Bernard Hogan-Howe

Bernard Hogan-Howe

Met police chief Bernard Hogan-Howe has called for mandatory drug testing of all workers, it has been revealed.

In a recent speech made to an all-parliamentary group on cannabis and children, the Met police commissioner called for mandatory drug testing to be implemented in workplaces across the country, particularly for those in the teaching or nursing professions.

Under the proposed system, workers would be encouraged to seek help if they tested positive or face losing their jobs.

However, critics have argued that such a scheme would undermine the rights and privacy of UK workers and potentially lead to significant cost burdens for companies if they had to foot the bills for the tests.

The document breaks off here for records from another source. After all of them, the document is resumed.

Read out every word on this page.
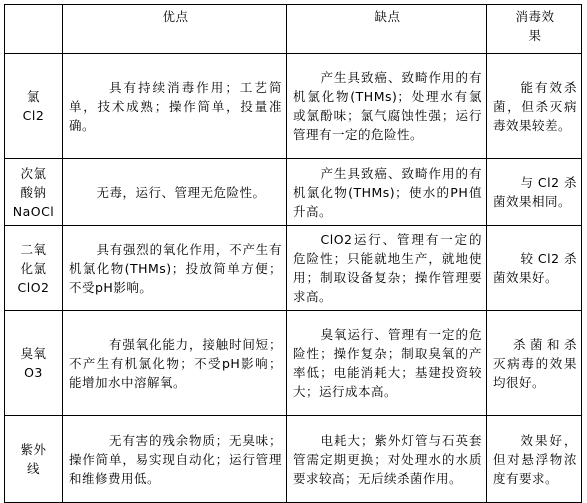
	优点	缺点	消毒效
果

氯
Cl2	具有持续消毒作用；工艺简单，技术成熟；操作简单，投量准确。	产生具致癌、致畸作用的有机氯化物(THMs)；处理水有氯或氯酚味；氯气腐蚀性强；运行管理有一定的危险性。	能有效杀菌，但杀灭病毒效果较差。

次氯
酸钠
NaOCl	无毒，运行、管理无危险性。	产生具致癌、致畸作用的有机氯化物(THMs)；使水的PH值升高。	与Cl2杀菌效果相同。

二氧
化氯
ClO2	具有强烈的氧化作用，不产生有机氯化物(THMs)；投放简单方便；不受pH影响。	ClO2运行、管理有一定的危险性；只能就地生产，就地使用；制取设备复杂；操作管理要求高。	较Cl2杀菌效果好。

臭氧
O3	有强氧化能力，接触时间短；不产生有机氯化物；不受pH影响；能增加水中溶解氧。	臭氧运行、管理有一定的危险性；操作复杂；制取臭氧的产率低；电能消耗大；基建投资较大；运行成本高。	杀菌和杀灭病毒的效果均很好。

紫外
线	无有害的残余物质；无臭味；操作简单，易实现自动化；运行管理和维修费用低。	电耗大；紫外灯管与石英套管需定期更换；对处理水的水质要求较高；无后续杀菌作用。	效果好，但对悬浮物浓度有要求。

But how accurate would such a scheme be?

Drugs such as Cannabis for example, can stay in the system for up to a month and longer in those who smoke less frequently, according to NHS guidelines.

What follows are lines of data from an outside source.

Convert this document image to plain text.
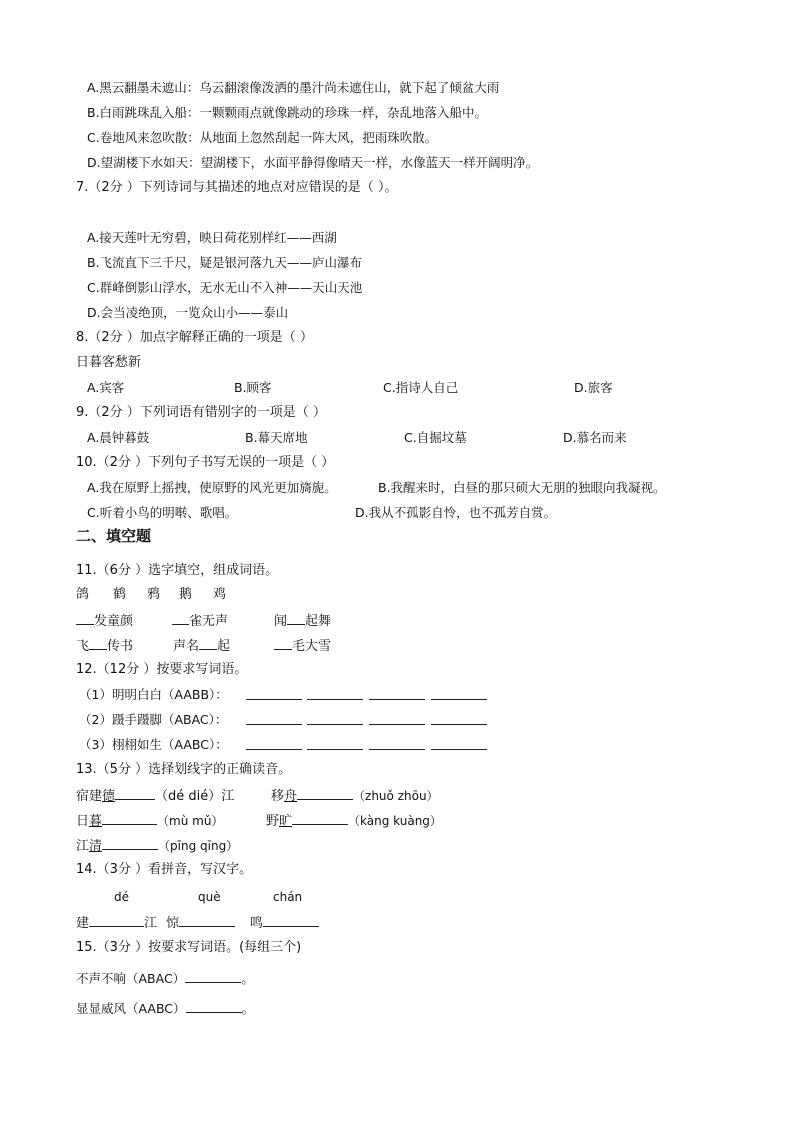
A.黑云翻墨未遮山：乌云翻滚像泼洒的墨汁尚未遮住山，就下起了倾盆大雨
B.白雨跳珠乱入船：一颗颗雨点就像跳动的珍珠一样，杂乱地落入船中。
C.卷地风来忽吹散：从地面上忽然刮起一阵大风，把雨珠吹散。
D.望湖楼下水如天：望湖楼下，水面平静得像晴天一样，水像蓝天一样开阔明净。
7.（2分 ）下列诗词与其描述的地点对应错误的是（ ）。
A.接天莲叶无穷碧，映日荷花别样红——西湖
B.飞流直下三千尺，疑是银河落九天——庐山瀑布
C.群峰倒影山浮水，无水无山不入神——天山天池
D.会当凌绝顶，一览众山小——泰山
8.（2分 ）加点字解释正确的一项是（ ）
日暮客愁新
A.宾客	B.顾客	C.指诗人自己	D.旅客
9.（2分 ）下列词语有错别字的一项是（ ）
A.晨钟暮鼓	B.幕天席地	C.自掘坟墓	D.慕名而来
10.（2分 ）下列句子书写无误的一项是（ ）
A.我在原野上摇拽，使原野的风光更加旖旎。	B.我醒来时，白昼的那只硕大无朋的独眼向我凝视。
C.听着小鸟的明啭、歌唱。	D.我从不孤影自怜，也不孤芳自赏。
二、填空题
11.（6分 ）选字填空，组成词语。
鸽 鹤 鸦 鹅 鸡
发童颜	雀无声	闻 起舞
飞 传书	声名 起	毛大雪
12.（12分 ）按要求写词语。
（1）明明白白（AABB）：
（2）蹑手蹑脚（ABAC）：
（3）栩栩如生（AABC）：
13.（5分 ）选择划线字的正确读音。
宿建德	（dé dié）江	移舟	（zhuǒ zhōu）
日暮	（mù mǔ）	野旷	（kàng kuàng）
江清	（pīng qīng）
14.（3分 ）看拼音，写汉字。
dé	què	chán
建	江 惊	鸣
15.（3分 ）按要求写词语。(每组三个)
不声不响（ABAC）	。
显显威风（AABC）	。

Cannabis may also be detected in the bloodstream if a person has been in the presence of other people who have smoked but have not actually smoked themselves.

However harder drugs such as heroin can often disappear within a couple of days. This has led to questions concerning the reliability of such testing and some have argued that such a system could encourage people to turn to harder drugs, which disappear from the system faster.

Introducing these tests could also run the risk of violating the Human Rights Act and critics have raised questions about the ability of such tests to produce false positives if prescription drugs are taken for example.

One such critic is Professor David Nutt who branded the scheme “bonkers” and told the BBC that their would be no benefit in introducing such a policy.